A Riddle

Wretchard asks:
Let's suppose I had an array of email stores that were going to be the subject of investigation. I know this because someone in the investigative agency tells me so.

In order to protect the organization(s) I first back up the array of email databases and put them on removable media. I can then screen the original databases for inappropriate entries and delete them as private secure in the knowledge that all past deals and correspondence can be referenced by very careful and surreptitious restores from the hidden archive.

I will have lost no data, just put them where it cannot be found. This archive, to have any relevance, must be close at hand and airgapped from the other computers. Could work right?

But suppose the person consulting the archive is observed by a third party, whose is ignorant of the arrangement and is probably ignorant period. Neverthless his sly nature leads him to suspect that data on the removable media is important owing to the secrecy with which it is consulted.

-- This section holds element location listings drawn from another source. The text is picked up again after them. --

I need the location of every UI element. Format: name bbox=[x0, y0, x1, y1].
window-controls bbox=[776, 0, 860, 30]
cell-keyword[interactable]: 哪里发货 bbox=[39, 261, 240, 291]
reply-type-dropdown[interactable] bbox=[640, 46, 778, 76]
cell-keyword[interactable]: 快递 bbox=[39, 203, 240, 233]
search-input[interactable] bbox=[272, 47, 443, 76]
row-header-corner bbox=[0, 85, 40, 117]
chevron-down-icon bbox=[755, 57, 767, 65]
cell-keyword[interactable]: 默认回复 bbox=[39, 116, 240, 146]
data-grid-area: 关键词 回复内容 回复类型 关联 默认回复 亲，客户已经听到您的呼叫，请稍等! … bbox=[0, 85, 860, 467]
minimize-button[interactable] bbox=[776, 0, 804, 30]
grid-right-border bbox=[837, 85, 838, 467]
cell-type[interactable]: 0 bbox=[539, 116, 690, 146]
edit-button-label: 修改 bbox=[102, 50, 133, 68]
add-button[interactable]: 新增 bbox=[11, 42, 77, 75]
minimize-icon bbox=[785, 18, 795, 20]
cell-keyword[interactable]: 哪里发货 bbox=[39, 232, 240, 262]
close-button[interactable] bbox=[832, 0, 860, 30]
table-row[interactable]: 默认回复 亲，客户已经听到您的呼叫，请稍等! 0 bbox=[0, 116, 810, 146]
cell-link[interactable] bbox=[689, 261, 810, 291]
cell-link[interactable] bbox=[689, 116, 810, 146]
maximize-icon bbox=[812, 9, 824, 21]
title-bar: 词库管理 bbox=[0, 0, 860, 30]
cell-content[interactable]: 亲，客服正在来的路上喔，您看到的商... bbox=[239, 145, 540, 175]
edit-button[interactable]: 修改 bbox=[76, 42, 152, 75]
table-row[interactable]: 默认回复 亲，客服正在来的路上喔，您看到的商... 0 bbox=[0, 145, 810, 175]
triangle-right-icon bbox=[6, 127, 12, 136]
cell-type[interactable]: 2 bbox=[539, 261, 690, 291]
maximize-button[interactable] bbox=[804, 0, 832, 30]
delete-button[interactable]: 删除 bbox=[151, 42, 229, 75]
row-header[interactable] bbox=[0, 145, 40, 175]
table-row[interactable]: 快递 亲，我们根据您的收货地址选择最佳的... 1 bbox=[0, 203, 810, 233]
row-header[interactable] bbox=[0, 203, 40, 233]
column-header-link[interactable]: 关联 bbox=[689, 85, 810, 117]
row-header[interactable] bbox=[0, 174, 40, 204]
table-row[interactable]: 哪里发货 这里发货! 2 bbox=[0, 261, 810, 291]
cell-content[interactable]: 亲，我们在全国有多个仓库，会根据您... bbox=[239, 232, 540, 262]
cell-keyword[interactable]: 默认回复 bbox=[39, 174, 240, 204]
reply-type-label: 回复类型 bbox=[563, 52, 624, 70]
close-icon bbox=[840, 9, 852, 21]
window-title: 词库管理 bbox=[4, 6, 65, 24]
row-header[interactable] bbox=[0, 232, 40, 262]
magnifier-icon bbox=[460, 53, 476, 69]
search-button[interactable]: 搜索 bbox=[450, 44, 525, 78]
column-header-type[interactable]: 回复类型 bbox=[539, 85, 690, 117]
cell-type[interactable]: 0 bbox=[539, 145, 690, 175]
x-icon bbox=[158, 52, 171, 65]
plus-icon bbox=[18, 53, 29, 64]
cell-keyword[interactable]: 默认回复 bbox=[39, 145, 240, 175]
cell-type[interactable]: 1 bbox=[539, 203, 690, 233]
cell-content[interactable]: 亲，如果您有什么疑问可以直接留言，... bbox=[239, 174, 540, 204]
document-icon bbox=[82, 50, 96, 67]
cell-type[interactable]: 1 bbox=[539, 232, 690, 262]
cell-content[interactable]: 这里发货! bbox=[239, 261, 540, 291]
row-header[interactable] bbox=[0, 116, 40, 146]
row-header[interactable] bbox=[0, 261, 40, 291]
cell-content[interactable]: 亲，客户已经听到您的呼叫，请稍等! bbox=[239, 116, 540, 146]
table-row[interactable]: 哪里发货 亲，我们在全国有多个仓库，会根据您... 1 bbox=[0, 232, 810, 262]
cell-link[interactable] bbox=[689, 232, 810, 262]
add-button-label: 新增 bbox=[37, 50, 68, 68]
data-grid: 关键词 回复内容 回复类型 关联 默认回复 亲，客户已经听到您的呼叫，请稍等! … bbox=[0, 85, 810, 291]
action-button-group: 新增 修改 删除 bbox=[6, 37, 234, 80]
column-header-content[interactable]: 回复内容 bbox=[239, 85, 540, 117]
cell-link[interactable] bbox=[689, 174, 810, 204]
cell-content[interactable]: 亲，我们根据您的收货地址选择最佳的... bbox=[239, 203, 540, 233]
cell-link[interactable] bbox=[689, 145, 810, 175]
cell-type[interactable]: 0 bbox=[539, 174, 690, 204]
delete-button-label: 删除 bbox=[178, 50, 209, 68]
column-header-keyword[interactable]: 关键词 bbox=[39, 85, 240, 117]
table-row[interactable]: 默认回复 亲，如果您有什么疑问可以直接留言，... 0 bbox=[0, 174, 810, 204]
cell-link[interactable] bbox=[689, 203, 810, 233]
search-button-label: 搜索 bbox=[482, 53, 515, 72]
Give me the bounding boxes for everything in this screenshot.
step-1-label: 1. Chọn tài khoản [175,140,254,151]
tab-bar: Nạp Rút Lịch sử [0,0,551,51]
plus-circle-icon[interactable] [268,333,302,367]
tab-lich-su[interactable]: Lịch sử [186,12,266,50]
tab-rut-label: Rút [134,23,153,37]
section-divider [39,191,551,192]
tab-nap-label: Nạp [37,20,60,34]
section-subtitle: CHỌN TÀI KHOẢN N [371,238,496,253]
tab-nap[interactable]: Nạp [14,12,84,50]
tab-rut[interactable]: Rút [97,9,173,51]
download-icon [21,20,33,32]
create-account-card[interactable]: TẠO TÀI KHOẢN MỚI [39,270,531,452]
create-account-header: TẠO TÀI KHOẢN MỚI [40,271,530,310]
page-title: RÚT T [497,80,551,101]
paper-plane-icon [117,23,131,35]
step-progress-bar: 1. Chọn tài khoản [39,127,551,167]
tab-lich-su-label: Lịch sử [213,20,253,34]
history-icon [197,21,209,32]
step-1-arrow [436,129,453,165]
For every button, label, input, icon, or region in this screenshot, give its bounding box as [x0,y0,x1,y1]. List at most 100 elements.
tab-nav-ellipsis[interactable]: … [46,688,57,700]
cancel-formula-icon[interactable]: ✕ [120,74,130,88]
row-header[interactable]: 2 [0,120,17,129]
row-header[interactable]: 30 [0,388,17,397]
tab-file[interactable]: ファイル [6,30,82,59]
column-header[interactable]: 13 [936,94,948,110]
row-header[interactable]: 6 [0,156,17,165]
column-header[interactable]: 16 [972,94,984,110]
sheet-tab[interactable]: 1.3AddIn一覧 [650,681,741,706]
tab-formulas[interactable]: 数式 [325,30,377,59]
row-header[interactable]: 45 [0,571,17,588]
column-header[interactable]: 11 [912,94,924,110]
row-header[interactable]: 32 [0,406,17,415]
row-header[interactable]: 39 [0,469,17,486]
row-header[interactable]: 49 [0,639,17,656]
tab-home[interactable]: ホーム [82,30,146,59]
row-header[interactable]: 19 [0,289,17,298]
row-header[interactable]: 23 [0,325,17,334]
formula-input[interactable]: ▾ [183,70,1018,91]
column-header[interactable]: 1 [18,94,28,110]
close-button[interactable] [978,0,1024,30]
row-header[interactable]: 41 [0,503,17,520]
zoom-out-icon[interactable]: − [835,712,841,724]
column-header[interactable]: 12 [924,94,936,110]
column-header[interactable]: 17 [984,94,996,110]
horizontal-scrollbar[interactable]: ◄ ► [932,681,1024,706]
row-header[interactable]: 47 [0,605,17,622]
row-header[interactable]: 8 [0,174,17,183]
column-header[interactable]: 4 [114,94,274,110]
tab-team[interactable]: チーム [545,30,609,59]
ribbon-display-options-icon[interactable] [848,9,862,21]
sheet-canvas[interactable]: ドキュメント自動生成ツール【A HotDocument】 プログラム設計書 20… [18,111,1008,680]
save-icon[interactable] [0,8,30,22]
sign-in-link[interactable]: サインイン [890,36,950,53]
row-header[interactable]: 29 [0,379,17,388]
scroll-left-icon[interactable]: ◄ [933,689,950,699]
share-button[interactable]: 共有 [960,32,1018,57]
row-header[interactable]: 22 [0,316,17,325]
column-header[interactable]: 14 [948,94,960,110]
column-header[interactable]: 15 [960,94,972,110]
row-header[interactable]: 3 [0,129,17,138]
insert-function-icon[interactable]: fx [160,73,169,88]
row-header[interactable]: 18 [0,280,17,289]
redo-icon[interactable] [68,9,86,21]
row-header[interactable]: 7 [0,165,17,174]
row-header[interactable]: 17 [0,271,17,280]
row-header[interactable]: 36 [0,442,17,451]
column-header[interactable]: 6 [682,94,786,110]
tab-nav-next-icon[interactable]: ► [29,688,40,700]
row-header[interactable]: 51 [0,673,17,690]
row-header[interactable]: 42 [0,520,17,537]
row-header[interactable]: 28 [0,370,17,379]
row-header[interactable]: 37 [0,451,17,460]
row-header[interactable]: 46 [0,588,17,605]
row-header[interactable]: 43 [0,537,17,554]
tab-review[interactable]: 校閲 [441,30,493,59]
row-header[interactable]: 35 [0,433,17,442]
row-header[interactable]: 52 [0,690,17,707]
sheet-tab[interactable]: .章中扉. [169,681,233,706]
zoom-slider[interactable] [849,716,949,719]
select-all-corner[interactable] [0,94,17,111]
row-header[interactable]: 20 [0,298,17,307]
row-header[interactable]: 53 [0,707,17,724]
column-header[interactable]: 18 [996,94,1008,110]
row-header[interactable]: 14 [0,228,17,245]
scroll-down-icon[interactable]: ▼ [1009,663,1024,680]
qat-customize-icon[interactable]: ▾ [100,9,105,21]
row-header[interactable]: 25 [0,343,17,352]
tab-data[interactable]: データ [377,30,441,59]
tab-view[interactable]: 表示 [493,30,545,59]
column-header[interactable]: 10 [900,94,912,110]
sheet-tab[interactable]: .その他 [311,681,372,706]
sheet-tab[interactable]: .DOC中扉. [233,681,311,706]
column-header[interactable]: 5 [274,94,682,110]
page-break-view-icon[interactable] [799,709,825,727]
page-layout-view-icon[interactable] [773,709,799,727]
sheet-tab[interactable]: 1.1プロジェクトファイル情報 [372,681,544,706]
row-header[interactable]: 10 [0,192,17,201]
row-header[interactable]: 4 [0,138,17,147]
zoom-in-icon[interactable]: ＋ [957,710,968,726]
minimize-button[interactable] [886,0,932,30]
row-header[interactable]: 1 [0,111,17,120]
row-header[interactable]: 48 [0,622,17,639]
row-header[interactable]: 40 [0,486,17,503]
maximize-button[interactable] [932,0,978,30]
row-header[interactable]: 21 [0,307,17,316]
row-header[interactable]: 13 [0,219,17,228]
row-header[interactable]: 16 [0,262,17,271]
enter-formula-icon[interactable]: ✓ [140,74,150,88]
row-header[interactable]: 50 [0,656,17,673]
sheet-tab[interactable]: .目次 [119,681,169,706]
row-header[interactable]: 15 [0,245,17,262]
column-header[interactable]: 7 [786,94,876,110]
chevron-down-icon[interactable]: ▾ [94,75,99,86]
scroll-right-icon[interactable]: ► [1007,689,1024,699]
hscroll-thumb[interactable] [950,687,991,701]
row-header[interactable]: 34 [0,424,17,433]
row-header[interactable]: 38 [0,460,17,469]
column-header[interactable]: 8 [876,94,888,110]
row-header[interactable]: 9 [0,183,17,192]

So he watches silently with his curiosity piqued.

At a moment of opportunity said ignorant person copies the contents of the removable media, still oblivious to its important. There it lies, unremarked, until one day it is discovered by a serious of fortuitous events by someone investigating an unrelated matter.

He has the Ring of Power in his possession but to him it is just a bauble.

What has roots as nobody sees,
Is taller than trees Up, up, up it goes,
And yet never grows?
What Bilbo? What?
AVI has some Lord of the Rings thoughts, too.

2 comments:

Gringo said...

Just to make a point that being so obvious and fundamental, may have been forgotten. One reason that Hillary wanted her own server so she wouldn't have to comply with the Freedom of Information Act. So much for transparency in government.

ColoComment said...

“There is nothing more deceptive than an obvious fact.”